Mechanisms underlying the formation of group #1 scars

In response to trauma with damage to the vascular network, an inflammatory process occurs in the skin, which is a natural protective reaction of the body. The purpose of the inflammatory reaction is to remove fragments of damaged skin and, ultimately, to close the skin defect with newly formed tissue in order to maintain homeostasis. The inflammatory reaction in this case is adequate, which leads to the formation of various types of group No. 1.

Processes aimed at maintaining the body's homeostasis through wound healing begin in the first 24 hours after injury, but reach their peak no earlier than the 5th day.

The first reaction of tissues in response to damage is accompanied by vasodilation, leukocyte diapedesis, which together with dermal macrophages cleanse the wound of cellular detritus, after which the next stage of the wound healing process begins - the collagen synthesis phase. Collagen production is one of the most important moments in wound healing, since it is collagen fibers that replace a deep wound defect. A scar is essentially a "patch" of tightly packed collagen fibers. Collagen synthesis depends not only on the functional activity of fibroblasts, but also on the condition of the wound, the biochemical processes occurring in it, the microelement composition of tissues, and the general condition of the macroorganism. Thus, a deficiency of ascorbic acid, which serves as a cofactor in the hydroxylation of proline to the state of hydroxyproline, can lead to a collagen deficiency and a delay in the process of scar formation. Successful hydroxylation of proline residues is impossible without the dictate of iron.

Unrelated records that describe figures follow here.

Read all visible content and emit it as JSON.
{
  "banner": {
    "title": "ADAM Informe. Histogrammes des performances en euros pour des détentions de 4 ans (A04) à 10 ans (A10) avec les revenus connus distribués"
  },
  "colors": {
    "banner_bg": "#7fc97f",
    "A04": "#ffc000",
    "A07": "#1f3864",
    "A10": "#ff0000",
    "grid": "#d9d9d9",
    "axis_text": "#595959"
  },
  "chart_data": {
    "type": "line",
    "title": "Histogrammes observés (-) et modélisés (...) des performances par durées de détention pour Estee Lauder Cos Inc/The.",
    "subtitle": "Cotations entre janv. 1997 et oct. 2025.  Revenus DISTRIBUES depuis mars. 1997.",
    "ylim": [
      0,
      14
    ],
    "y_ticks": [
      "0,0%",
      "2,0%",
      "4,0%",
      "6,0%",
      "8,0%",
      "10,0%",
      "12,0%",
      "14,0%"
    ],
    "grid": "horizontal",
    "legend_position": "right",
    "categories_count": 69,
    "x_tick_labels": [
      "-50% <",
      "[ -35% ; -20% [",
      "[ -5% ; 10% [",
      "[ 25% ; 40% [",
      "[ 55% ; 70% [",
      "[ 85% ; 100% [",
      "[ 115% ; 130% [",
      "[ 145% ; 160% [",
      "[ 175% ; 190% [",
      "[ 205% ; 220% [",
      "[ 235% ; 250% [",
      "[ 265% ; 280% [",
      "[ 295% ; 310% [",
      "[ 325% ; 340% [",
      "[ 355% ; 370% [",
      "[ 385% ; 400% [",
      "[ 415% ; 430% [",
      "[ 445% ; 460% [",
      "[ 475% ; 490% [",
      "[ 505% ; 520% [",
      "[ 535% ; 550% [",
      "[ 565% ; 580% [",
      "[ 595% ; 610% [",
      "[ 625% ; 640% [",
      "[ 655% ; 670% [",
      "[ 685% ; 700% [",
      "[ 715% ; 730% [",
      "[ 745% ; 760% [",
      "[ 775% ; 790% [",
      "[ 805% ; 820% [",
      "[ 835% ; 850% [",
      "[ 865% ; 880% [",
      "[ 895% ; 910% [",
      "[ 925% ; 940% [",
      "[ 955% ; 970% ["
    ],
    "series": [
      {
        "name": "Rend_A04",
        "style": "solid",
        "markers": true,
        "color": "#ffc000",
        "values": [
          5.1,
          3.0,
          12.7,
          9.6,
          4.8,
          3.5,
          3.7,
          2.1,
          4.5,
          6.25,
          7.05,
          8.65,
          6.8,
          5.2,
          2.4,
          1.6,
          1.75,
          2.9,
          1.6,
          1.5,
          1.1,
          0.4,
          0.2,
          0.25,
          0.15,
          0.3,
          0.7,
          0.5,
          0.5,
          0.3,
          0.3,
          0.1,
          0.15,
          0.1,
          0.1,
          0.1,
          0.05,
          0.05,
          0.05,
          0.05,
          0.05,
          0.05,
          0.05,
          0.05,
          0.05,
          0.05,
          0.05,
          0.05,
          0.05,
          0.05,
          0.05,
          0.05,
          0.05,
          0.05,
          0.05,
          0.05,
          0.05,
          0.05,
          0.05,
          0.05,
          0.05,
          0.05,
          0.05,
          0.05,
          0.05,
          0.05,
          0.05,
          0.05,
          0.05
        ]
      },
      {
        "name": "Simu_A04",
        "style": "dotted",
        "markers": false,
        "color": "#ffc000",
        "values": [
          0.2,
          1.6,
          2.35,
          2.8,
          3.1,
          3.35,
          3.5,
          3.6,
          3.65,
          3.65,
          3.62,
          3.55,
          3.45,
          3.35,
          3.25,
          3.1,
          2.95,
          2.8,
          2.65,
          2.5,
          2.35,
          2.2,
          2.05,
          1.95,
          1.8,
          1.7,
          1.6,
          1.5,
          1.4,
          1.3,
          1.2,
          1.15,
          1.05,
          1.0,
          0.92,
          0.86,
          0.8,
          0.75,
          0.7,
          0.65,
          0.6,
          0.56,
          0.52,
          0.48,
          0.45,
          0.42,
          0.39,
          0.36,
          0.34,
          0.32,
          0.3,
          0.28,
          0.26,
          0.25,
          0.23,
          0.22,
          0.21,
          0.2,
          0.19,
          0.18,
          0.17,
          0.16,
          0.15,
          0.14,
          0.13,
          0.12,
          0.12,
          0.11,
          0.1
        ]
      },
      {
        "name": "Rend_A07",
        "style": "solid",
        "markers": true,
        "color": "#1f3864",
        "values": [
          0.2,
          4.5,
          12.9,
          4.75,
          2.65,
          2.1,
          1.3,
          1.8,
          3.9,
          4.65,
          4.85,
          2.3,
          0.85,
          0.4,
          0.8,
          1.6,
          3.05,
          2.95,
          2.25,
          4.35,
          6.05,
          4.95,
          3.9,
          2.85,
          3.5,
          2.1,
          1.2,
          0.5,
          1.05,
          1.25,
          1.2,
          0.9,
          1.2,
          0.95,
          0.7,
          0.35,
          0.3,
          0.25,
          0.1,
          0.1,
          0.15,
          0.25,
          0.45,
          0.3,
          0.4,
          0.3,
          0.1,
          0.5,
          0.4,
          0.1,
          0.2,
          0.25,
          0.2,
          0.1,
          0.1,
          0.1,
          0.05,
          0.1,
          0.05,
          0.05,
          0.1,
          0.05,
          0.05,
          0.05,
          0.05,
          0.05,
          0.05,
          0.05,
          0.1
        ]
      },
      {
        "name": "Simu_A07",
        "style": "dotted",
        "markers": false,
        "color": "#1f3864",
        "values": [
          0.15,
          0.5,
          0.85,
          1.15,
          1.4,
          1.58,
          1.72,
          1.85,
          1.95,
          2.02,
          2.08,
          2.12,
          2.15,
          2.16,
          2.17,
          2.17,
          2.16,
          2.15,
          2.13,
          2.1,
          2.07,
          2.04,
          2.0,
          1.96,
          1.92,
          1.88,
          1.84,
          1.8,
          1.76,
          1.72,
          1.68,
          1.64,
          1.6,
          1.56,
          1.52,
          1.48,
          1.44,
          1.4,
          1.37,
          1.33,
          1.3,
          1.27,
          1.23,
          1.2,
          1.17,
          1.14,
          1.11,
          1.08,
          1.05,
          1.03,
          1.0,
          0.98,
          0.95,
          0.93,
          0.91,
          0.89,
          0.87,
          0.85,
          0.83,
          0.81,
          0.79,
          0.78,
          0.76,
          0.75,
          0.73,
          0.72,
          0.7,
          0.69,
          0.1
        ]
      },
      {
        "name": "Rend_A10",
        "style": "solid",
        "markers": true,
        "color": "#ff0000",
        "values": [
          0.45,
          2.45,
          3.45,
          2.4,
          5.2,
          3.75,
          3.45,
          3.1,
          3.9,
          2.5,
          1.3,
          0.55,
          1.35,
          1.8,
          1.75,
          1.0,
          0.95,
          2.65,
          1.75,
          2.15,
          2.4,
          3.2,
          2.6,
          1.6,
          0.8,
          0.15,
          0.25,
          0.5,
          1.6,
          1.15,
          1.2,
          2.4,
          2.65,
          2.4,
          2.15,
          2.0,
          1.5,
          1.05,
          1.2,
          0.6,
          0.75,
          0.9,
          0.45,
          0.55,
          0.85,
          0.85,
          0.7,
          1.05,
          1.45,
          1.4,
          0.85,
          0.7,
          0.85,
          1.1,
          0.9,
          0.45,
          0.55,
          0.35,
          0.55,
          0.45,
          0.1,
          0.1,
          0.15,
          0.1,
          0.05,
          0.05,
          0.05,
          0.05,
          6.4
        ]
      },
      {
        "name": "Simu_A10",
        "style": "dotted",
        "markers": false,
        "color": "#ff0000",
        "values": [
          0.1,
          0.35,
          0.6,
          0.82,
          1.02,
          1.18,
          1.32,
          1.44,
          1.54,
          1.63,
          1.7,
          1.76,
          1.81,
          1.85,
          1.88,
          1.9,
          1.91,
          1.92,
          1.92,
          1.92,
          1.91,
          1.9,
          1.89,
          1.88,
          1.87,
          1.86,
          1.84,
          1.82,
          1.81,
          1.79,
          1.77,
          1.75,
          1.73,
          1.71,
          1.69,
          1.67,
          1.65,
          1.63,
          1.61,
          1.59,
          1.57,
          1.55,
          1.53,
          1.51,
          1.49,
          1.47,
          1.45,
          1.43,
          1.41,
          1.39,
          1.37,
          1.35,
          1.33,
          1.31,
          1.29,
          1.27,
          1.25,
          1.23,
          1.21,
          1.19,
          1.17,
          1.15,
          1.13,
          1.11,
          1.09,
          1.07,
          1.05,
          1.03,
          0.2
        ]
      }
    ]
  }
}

After the 7th day, collagen synthesis in the wound, where the process of physiological inflammation occurs, gradually decreases. At this stage of physiological healing, it can be said that wound reconstruction depends on the balance between collagen formation and its degradation, since for normal wound healing, collagen must not only be synthesized but also destroyed. Collagen degradation is triggered by highly specialized enzymes called tissue collagenases, synthesized by macrophages, leukocytes, fibroblasts and epithelial cells. Collagenase activity is impossible without a sufficient concentration of potassium and magnesium in the tissues. Zinc is a very important element in wound healing. Zinc deficiency is accompanied by dysfunctions of the endocrine system and a decrease in local and general immunity. Without a sufficient level of zinc in the wound, epithelialization is difficult. An important factor for wound healing is the supply of tissues with oxygen, since hypoxia causes excessive fibrogenesis, which adversely affects the relief of the scar.

However, scar tissue consists not only of collagen fibers, but also of cellular elements, which are its main active elements. The interaction of cells is carried out through cytokines, such as platelet growth factor, transforming growth factor beta, basic fibroblast growth factor, epidermal growth factor, etc. Due to cellular interaction in the wound, a sequence of processes is carried out that lead to the elimination of the defect in the skin.

The intercellular substance also plays an important role, as it facilitates intercellular interaction, movement of cells and cytokines in the wound and information exchange. Accordingly, a deficiency of glycosaminoglycans will contribute to a delay in the process of wound cleansing and scar formation.

Thus, we see that cellular regeneration and hyperplasia of connective tissue components of the dermis in order to maintain homeostasis is a chain of physiological reactions, the result of which is the appearance of a scar. The body has become healthy, nothing threatens it anymore, but a mark in the form of a scar of one form or another remains on the skin. And this becomes an exclusively aesthetic disadvantage for the individual.

All physiological scars formed as a result of the normal physiological reaction of the body in response to trauma have the same histological structure. It has already been said above that normal scar tissue is a dynamic connective tissue structure, which changes its pathomorphological picture quite radically not only depending on the duration of its existence, but also on the type of healing, area and depth of the initial defect.

Depending on the period of existence, scar tissue has a certain number and ratio of cellular, fibrous and intercellular elements. However, it is equally important to know what morphological structures and elements participate in the healing of a skin defect, since this is the possibility of preventing scarring or improving the appearance of scars, that is, scar prevention. Recent studies of wound healing mechanisms do not exclude the possibility of scarless healing of deep wound defects of the skin with "wet" management of the wound surface. A moist environment allows skin cells to freely interact with each other, moving along the intercellular matrix with the help of adhesive molecules and transmitting information through cytokines and corresponding receptors about the restoration of the normal structure of damaged tissues.

In support of this version, it was found that fetal skin injuries in the intrauterine period heal without scars. This is due to the fact that in the intrauterine period, favorable conditions are created for migration and exchange of information between skin cells due to the amniotic fluid. Keratinocytes and fibroblasts exchange information, coordinating the synthesis and breakdown of collagen, proliferative and synthetic activity, and the need and speed of migration. Due to this, collagen does not accumulate in the wound, and keratinocytes, moving freely, quickly and without scars fill the wound defect.